I mean, I think that physically I'm beat up now, but through most of my career I was pretty injury-free. I mean, I only had to withdraw I think from two tournaments my whole career.
Q. Why was that, luck?
JACK NICKLAUS: No, I think it was because of other sports. I think my body was fairly well-rounded. I think I was developed to play other things and do other things and just golf didn't beat me down to one thing and I just didn't wear out. Finally in the end I think it did, but I think that's the great thing about other sports.
Football players in my day, nobody ever lifted weights. Now they're lifting weights and this sort of thing. Nobody ever did that, not even the football players. It's a different day.
Q. Would you have a second to address a question about a Hall of Famer? I'm doing something on Curtis Strange obviously. The magnitude of winning two U.S. Opens in a row, I'm wondering what you think of that feat.
JACK NICKLAUS: That magnitude is why he's here. Curtis Strange was a very, very good player. It was '88, '89, wasn't it? Curtis in those two years obviously played very, very well to set himself apart from everybody else. That was pretty good achievement. Something I didn't do, something a lot of guys didn't do.

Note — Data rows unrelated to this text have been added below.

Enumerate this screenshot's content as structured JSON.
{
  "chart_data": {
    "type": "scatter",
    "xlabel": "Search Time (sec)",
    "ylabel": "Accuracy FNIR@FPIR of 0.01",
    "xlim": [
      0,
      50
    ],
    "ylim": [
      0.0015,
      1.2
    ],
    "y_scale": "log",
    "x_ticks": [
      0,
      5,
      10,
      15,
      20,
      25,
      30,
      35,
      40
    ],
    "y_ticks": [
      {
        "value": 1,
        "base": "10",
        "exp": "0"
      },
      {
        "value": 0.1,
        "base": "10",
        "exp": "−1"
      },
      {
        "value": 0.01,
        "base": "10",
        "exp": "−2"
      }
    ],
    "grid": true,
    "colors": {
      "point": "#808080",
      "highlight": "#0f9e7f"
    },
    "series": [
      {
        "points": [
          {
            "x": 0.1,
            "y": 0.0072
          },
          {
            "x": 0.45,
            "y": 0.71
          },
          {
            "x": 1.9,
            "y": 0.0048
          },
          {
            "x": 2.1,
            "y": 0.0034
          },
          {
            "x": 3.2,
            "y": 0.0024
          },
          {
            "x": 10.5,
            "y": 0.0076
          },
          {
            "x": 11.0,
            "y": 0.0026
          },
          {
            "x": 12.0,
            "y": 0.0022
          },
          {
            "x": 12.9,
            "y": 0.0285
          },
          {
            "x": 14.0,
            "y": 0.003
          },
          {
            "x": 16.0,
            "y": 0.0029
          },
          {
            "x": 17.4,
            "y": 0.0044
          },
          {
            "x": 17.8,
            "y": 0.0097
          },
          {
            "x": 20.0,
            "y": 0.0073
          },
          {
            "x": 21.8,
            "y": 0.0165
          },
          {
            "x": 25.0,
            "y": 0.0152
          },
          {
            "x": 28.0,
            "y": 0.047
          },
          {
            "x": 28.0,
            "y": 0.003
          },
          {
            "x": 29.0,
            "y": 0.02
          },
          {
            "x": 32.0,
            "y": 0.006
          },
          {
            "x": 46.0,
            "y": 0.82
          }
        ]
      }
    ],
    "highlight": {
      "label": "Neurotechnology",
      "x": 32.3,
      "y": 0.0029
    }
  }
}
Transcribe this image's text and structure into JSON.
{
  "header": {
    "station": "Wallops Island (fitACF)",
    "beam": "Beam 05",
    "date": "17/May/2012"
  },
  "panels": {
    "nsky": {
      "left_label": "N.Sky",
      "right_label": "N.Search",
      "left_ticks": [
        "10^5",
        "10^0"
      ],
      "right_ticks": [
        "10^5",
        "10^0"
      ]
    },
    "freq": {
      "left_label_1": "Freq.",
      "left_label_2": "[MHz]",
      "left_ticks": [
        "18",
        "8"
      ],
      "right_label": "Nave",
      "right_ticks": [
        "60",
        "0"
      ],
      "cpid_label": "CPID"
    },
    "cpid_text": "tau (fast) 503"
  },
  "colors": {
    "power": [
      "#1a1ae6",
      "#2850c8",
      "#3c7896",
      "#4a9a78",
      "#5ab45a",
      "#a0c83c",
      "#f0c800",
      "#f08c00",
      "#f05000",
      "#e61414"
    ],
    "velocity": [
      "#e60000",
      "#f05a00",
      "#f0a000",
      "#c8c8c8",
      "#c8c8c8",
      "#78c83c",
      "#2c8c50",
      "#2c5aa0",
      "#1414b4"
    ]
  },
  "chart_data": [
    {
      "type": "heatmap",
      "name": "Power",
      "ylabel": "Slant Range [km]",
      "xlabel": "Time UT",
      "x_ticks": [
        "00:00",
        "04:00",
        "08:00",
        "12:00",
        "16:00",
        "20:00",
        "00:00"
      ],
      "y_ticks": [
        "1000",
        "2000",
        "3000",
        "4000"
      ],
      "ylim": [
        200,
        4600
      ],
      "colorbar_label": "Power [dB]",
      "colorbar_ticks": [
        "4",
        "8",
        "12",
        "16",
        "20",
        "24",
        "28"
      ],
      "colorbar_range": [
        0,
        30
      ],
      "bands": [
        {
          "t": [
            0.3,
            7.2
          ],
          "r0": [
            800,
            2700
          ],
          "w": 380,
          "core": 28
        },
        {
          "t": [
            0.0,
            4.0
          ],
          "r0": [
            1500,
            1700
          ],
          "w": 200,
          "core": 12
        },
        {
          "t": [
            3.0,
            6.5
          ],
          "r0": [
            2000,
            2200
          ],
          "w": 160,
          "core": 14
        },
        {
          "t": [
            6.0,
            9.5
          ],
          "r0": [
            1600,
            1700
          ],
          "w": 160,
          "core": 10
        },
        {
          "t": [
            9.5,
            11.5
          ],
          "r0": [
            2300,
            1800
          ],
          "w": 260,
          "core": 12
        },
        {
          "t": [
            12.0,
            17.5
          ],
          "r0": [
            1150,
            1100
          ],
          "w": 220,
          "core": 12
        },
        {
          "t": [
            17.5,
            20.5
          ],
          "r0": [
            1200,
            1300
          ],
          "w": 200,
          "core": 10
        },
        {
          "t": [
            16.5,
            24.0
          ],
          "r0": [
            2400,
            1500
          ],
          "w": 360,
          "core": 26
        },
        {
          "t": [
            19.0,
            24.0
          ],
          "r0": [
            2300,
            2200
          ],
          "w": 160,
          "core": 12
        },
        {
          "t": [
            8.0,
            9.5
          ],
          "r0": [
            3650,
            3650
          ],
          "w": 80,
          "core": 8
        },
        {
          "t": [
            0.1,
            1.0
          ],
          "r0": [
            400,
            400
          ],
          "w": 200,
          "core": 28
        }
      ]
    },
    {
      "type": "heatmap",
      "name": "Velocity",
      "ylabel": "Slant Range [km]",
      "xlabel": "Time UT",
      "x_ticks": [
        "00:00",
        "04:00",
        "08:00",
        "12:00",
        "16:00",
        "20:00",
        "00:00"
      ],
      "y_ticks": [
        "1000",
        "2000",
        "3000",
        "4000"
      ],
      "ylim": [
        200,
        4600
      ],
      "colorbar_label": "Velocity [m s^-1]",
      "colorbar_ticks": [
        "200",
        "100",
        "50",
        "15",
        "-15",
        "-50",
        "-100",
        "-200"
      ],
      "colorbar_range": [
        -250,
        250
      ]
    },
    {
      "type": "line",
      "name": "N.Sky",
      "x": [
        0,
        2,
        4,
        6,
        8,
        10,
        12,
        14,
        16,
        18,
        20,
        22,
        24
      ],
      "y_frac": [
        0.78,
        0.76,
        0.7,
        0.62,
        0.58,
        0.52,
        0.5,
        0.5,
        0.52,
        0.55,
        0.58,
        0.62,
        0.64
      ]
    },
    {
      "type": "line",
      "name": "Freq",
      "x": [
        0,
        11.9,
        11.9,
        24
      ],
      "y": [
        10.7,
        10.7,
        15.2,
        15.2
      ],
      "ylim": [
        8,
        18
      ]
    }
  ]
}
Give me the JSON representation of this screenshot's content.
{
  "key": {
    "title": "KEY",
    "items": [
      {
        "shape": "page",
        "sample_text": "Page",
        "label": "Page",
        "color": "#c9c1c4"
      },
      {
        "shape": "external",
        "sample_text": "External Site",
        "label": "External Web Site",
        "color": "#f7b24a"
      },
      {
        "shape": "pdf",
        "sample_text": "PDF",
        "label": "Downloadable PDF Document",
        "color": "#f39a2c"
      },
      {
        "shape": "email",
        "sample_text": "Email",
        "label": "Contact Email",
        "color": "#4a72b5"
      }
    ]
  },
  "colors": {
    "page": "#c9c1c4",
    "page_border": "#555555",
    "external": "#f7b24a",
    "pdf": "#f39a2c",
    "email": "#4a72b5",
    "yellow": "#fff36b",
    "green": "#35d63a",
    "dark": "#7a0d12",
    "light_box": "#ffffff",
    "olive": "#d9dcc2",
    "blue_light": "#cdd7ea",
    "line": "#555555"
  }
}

Q. Even when you were in your prime, did it seem like a very difficult thing to accomplish, or did you think you would do it one day?
JACK NICKLAUS: I never thought about it. I just played. Obviously when I won my four U.S. Opens, when I played the next year I wanted to win. I just didn't. Curtis did. That's a pretty good accomplishment. There's not many guys that won many tournaments back-to-back. Sometimes they have but not too many. It's hard to win them, to beat a field, particularly on different golf courses. Same golf course, it's a little easier.
Masters, I don't know what they've had, maybe three back-to-backs now; myself, Faldo and Tiger won back-to-back. You know, that's on the same golf course. If it's only happened three times on that golf course, then to do it in the U.S. Open is even more difficult.